Reversing Climate Change within 100 years: The scale to restore natural CO2 levels

Mark E Capron, OceanForesters, Oxnard, CA, United States, Antoine de Ramon N'Yeurt, University of the South Pacific, Suva, Fiji, Jang K. Kim, Incheon National University, Incheon, South Korea, Craig Pichach, CleanCarbon Energy, Calgary, AB, Canada, Michael D. Chambers, University of New Hampshire, Durham, Durham, NH, United States, Rae Fuhrman, Stingray Sensing, Santa Barbara, CA, United States, Anthony T. Jones, Intake Works, Sacramento, CA, United States, Jim R Stewart, OceanForesters, Inc., Ventura, CA, United States, Reginald B. Blaylock, University of Southern Mississippi, Ocean Springs, MS, United States, Mohammed A. Hasan, OceanForesters, Ventura, CA, United States, Don Piper, OceanForesters, Beaufort, NC, United States, Graham Harris, OceanForesters, Auckland, New Zealand, Martin T. Sherman, OceanForesters, London, United Kingdom and Scott C James, Baylor University, Geosciences and Mechanical Engineering, Waco, TX, United States
Advances in biomass production synergistically combine with developments in capture and sequestering technologies and practices to achieve zero fossil-CO2 emissions by 2050. Restoring preindustrial CO2 levels is achievable with extraction and permanent sequestration of two trillion tons of CO2 from the atmosphere and oceans by 2150. The flow of energy and CO2 is as follows: (1) sunlight and recycled nutrients grow 200 billion wet metric tons of biomass annually. Any biomass is acceptable including: macroalgae, other marine plants, and epiphytes grown in restorative aquaculture ocean forest ecosystems; blends of microalgae species mixed with microbes; and trash (wet organic wastes, paper, and plastic). Initially, mostly developing countries use 100% of the macroalgae primary productivity as in situ feed for marine animals providing global food security and improved ocean biodiversity.

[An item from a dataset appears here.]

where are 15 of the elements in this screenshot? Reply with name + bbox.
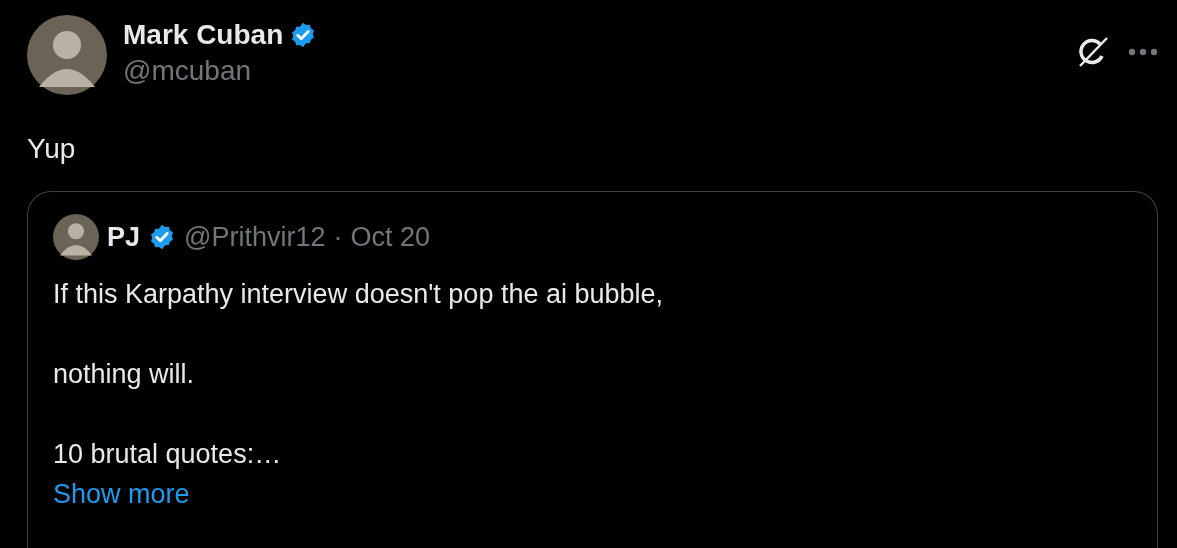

If ocean forest ecosystems are producing 200 billion wet metric tons of biomass annually, 1% of the macroalgae primary productivity assures global food security and ocean biodiversity. (2) Wet biomass supplies hydrothermal liquefaction (HTL) production of over 130 million barrels of biocrude oil per day and 2 million metric tons per day of ammonia nitrogen in water . The HTL byproduct water and the remaining solids contain plant nutrients needed to grow more macro- and microalgae . (3) HTL biocrude is converted to 40 billion MWh per year of electricity and 20 billion tons of liquid CO2 per year in Allam Cycle power plants. (4) Liquid CO2 can be permanently sequestered in any of several routes. Each of the four steps can scale to meet the global demands. Scenarios are analyzed globally and specifically for Fiji and Korea for time to net-zero and time to natural CO2 levels. The scenarios range from business as usual (300,000 MW of new fossil-steam electric power plant capacity built globally without carbon capture and storage) to renewable energy instead of the fossil-steam to 20 years of fossil-Allam Cycle followed by biofuel-Allam Cycle (with carbon capture and storage on both) all subject to two different global electric energy demand scenarios (the current 2,700 kWh/person/yr or 10,000 kWh/person/yr due to sustainable development in developing countries).